This is the first volume in the "Mary Russell" series, a new set of Sherlock Holmes adventures. The same cleverness, skills and thoughtful logic prevail with a new twist: a female counterpart. Mary Russell is not just thrown in as some sort of token or romantic female -- she is quite bright and becomes Holmes' student and colleague, eventually his equal in solving crimes. Very highly recommended.
This is the first of the Mary Russell-Sherlock Holmes series in which the now retired Holmes first meets his future wife, as a young, extremely intelligent, 15 year old who becomes his student and friend.
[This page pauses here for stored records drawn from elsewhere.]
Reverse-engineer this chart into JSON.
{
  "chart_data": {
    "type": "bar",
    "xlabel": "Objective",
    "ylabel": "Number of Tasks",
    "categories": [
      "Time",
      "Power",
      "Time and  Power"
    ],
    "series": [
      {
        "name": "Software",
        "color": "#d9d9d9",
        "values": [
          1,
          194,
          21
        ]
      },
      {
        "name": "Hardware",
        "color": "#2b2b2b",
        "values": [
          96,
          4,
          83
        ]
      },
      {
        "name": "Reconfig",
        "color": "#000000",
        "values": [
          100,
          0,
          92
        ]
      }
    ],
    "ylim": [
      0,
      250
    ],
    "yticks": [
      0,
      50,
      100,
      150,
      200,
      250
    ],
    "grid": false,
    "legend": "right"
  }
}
This series is a marvelous continuation of the Sherlock Holmes saga and in Laurie King's skillful hands, the series is as captivating as it is addictive. This is intelligent, thoughtful reading and while the stories do not have to be read in order to be appreciated, it, of course, helps, as details accrued along the way add to the pleasure of the reading. I cannot recommend this story highly enough.
I've read a lot of Holmes books and even saw the CSI episode with "Sherlock Holmes's" death, but this book is the most fulfilling extrapolation of the Holmes's world. A must read if you're a Holmes fan, or just want some good fiction with settings from England to Israel. The story is told from a wonderful viewpoint of a girl who knows she's lucky to be there to help her hero.
Excellent characters and story. Sherlock Holmes in later life, and his new apprentice. First book in a marvelous series.
I don't like being the dissenting opinion, but this book just hit me a little wrong or maybe it is my inability to have a beloved character toyed with; but this story of Mary Russsell, a precocious 15 year old, whom after the death of her family moves to a farm with an aunt, and who just happens to run into the famous Sherlock Homes on one of her daily sojourns into the country is just too contrived for me.
The idea that this young woman can match wits with Sherlock is a little overdrawn and as the years go by and they investigate a few cases much in the same way as Holmes and Watson, just seems as if the author is stealing an idea instead of coming up with one of her own.
Unfortunately, I don't think I will continue on with this series, but will once again go back and read the original Conan Doyle accounts of a fascinating character.